ARACHNIDS TEAM UP WITH COWS TO END FACTORY FARMING!
Whether the ticks or cows know what’s happening, these little bloodsuckers are thriving in the warming climate, and expanding their range, biting more people. How could this impact animal agriculture? Specifically, the lone star tick is known to carry alpha-gal, a sugar which can cause alpha-gal syndrome (AGS) in people.
About a month after the bite, AGS victims suffer from symptoms ranging “from mild to severe or even life-threatening,” especially when eating red meat, according to the Centers for Disease Control. Red meat, and other foods containing the alpha-gal sugar, get rejected by the body, inducing the syndrome’s potentially deadly symptoms.

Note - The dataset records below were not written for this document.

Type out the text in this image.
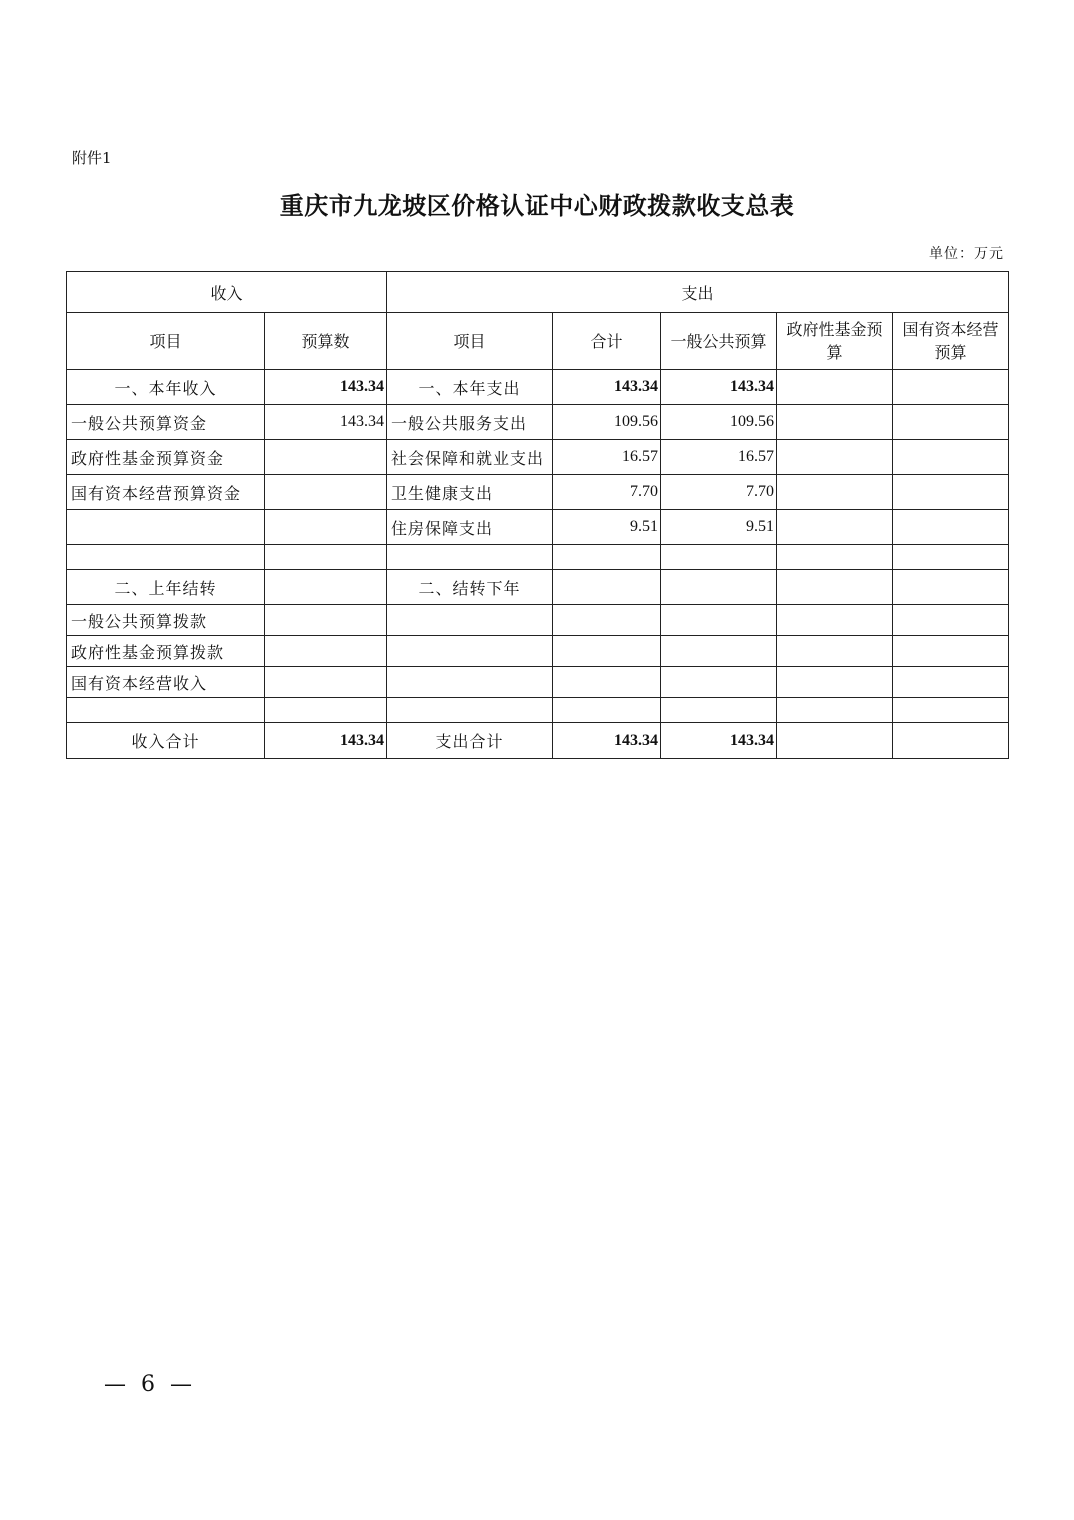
附件1
重庆市九龙坡区价格认证中心财政拨款收支总表
单位：万元
收入		支出				
项目	预算数	项目	合计	一般公共预算	政府性基金预算	国有资本经营预算
一、本年收入	143.34	一、本年支出	143.34	143.34		
一般公共预算资金	143.34	一般公共服务支出	109.56	109.56		
政府性基金预算资金		社会保障和就业支出	16.57	16.57		
国有资本经营预算资金		卫生健康支出	7.70	7.70		
		住房保障支出	9.51	9.51		

二、上年结转		二、结转下年				
一般公共预算拨款						
政府性基金预算拨款						
国有资本经营收入						

收入合计	143.34	支出合计	143.34	143.34		
— 6 —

Range of alpha-gal-carrying tick (teal and green) and above-average meat consumption (darker blue, below) for comparison
Ticks carry terrible diseases, and the limited tick media coverage rightly advises citizens on how to avoid getting bitten, and remove ticks when unfortunately identified. The CDC’s “Tick Home” (regrettable page title) provides a landing page for ample human resources on all things tick-centric: prevention, removal, and more.

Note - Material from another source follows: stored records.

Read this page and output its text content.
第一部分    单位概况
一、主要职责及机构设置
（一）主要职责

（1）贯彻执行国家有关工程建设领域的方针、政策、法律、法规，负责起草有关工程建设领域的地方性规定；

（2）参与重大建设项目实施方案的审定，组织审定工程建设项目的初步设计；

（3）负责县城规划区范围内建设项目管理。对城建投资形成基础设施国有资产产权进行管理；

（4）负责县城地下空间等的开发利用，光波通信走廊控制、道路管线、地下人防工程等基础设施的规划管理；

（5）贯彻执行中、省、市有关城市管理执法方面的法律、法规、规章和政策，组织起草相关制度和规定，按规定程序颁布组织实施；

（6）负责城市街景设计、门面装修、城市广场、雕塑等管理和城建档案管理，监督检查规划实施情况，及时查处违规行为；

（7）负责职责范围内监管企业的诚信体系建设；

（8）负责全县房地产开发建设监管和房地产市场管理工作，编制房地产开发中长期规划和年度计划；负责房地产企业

How many mammals did US AGS cases spare from a cruel life of factory farming?
If we take the conservative 110,000 confirmed cases of AGS, with the average case running for only 6 years, and assume 80 pounds of beef and 60 pounds of pork spared, per AGS victim per year: the lone star tick has reduced red meat demand nearly 53 million pounds of beef, and almost 40 million pounds of pork, spread over 12 years.
Assuming a generous 440 pounds of beef per cow and 120 pounds per pig, that’s at least 120,000 cows, and 330,000 pigs whose meat was absent from market demand due to AGS. In annual terms for the US, that’s 10,000 fewer cows and 27,500 fewer pigs demanded each year. Keep in mind, the number may be far larger, with closer to “A Half-Million Americans” living with a “Tick-linked Meat Allergy”, as Emily Anthes’ New York Times health headline announces: a number 4x our assumption for caseload in the above estimate.
Tiny Vampires in Twilight for Beef
No one deserves to be bitten by a tick, but if a small bite helps weaken beef demand, a small silver lining gets passed along to society.
After various livestock-borne outbreaks over the last year, national regulators are weighing their options, amid a steady drumbeat of warnings against the public health timebomb of our current livestock lock-ups, from factory farms, to county fairs.
Just remember,
….unlike some other tick-borne diseases, alpha-gal syndrome has no treatment or cure —Dr. Johanna Salzer, as reported by Emily Anthes
Rather than wait for a tick to dictate what we can and can’t eat, we can choose to dine on a more plant-rich diet ourselves: steering society away from the next pandemic, and escalating abuse of animals.